There is an exigency of adopting machine learning techniques to screen and discover new materials which could address many societal and technological challenges. In this work, we follow this trend and employ machine learning to study (high-order) electric properties of organic compounds. The results of quantum-chemistry calculations of polarizability and first hyperpolarizability, obtained for more than 50,000 compounds, served as targets for machine learning-based predictions. The studied set of molecular structures encompasses organic push-pull molecules with variable linker lengths. Moreover, the diversified set of linkers, composed of alternating single/double and single/triple carbon-carbon bonds, was considered. This study demonstrates that the applied machine learning strategy allows us to obtain the correlation coefficients, between predicted and reference values of (hyper)polarizabilities, exceeding 0.9 on training, validation, and test set. However, in order to achieve such satisfactory predictive power, one needs to choose the training set appropriately, as the machine learning methods are very sensitive to the linker-type diversity in the training set, yielding catastrophic predictions in certain cases. Furthermore, the dependence of (hyper)polarizability on the length of spacers was studied in detail, allowing for explanation of the appreciably high accuracy of employed approaches.

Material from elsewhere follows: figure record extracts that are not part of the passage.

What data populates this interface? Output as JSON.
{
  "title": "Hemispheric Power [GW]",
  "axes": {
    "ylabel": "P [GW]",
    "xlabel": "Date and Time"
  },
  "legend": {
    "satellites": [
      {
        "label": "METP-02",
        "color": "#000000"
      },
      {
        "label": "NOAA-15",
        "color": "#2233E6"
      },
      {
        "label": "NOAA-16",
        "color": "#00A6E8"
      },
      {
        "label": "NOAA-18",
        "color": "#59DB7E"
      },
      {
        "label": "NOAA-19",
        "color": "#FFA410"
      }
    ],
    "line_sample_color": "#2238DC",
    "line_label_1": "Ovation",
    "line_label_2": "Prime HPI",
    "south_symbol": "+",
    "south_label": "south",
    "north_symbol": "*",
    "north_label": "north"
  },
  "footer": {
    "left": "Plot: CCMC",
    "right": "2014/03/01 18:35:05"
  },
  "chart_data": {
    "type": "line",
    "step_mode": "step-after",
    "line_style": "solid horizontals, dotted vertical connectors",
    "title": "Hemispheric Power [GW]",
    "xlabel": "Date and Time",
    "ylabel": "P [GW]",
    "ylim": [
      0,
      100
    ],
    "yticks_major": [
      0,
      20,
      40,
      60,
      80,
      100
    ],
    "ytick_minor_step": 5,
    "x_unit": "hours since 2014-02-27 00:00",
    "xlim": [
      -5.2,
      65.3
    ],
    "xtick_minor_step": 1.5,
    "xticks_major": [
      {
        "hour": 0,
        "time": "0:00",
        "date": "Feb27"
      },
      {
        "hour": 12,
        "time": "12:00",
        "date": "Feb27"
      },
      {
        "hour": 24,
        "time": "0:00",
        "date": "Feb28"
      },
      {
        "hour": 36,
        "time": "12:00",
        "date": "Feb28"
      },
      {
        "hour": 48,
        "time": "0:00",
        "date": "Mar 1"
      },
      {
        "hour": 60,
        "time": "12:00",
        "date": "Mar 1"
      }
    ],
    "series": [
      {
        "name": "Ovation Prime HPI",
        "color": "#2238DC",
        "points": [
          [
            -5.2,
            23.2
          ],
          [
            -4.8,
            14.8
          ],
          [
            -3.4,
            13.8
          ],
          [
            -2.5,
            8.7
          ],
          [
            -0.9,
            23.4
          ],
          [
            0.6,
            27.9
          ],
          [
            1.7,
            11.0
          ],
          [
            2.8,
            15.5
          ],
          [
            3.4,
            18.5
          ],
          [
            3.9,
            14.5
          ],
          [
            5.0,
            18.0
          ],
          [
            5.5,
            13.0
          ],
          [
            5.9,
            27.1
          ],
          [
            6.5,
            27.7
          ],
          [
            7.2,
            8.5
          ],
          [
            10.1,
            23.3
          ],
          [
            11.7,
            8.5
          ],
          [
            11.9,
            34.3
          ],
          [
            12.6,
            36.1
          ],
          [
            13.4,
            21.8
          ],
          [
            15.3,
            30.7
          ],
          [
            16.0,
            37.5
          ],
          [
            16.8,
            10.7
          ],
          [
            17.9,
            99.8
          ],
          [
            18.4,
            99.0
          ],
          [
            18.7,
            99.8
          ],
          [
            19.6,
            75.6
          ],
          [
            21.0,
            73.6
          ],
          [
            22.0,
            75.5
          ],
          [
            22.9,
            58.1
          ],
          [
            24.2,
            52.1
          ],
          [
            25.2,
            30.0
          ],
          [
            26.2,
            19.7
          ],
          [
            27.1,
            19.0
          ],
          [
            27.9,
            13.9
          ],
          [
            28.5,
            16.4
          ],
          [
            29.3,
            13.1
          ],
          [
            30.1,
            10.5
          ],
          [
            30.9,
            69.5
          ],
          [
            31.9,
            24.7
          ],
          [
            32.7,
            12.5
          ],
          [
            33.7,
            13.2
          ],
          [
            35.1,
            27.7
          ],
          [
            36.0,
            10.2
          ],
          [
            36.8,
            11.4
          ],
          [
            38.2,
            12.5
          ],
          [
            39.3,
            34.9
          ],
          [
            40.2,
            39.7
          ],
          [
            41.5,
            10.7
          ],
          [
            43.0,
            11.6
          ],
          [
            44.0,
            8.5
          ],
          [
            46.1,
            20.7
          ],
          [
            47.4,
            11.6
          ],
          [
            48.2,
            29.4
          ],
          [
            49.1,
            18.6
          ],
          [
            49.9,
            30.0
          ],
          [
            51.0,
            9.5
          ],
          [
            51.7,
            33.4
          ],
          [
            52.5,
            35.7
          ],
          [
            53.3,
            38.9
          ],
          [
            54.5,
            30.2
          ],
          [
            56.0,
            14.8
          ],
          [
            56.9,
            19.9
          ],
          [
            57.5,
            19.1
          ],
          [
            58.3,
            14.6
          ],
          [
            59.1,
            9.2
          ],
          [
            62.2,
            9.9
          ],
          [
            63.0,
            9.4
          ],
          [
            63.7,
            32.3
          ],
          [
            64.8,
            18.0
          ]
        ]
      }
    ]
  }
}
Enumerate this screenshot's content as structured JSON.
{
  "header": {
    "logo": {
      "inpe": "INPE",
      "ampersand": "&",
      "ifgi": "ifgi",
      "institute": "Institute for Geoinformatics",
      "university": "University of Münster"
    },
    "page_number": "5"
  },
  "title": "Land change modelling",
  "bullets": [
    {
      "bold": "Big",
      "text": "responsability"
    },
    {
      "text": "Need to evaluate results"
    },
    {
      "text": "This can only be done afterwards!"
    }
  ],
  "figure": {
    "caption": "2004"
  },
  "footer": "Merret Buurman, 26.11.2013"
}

采用机器学习技术来筛选和发现能够应对诸多社会和技术挑战的新材料已成为当务之急。在这项工作中,我们顺应这一趋势,运用机器学习来研究有机化合物的(高阶)电学性质。对50000多种化合物进行的极化率和一阶超极化率的量子化学计算结果,作为基于机器学习预测的目标。所研究的分子结构集包括具有可变连接链长度的有机推拉分子。此外,还考虑了由交替的单/双键和单/三键碳 - 碳键组成的多样化连接链集。这项研究表明,所应用的机器学习策略使我们能够在训练集、验证集和测试集上获得(超)极化率预测值与参考值之间的相关系数超过0.9。然而,为了达到如此令人满意的预测能力,需要适当地选择训练集,因为机器学习方法对训练集中连接链类型的多样性非常敏感,在某些情况下会产生灾难性的预测。此外,还详细研究了(超)极化率对间隔基团长度的依赖性,从而能够解释所采用方法具有相当高准确性的原因。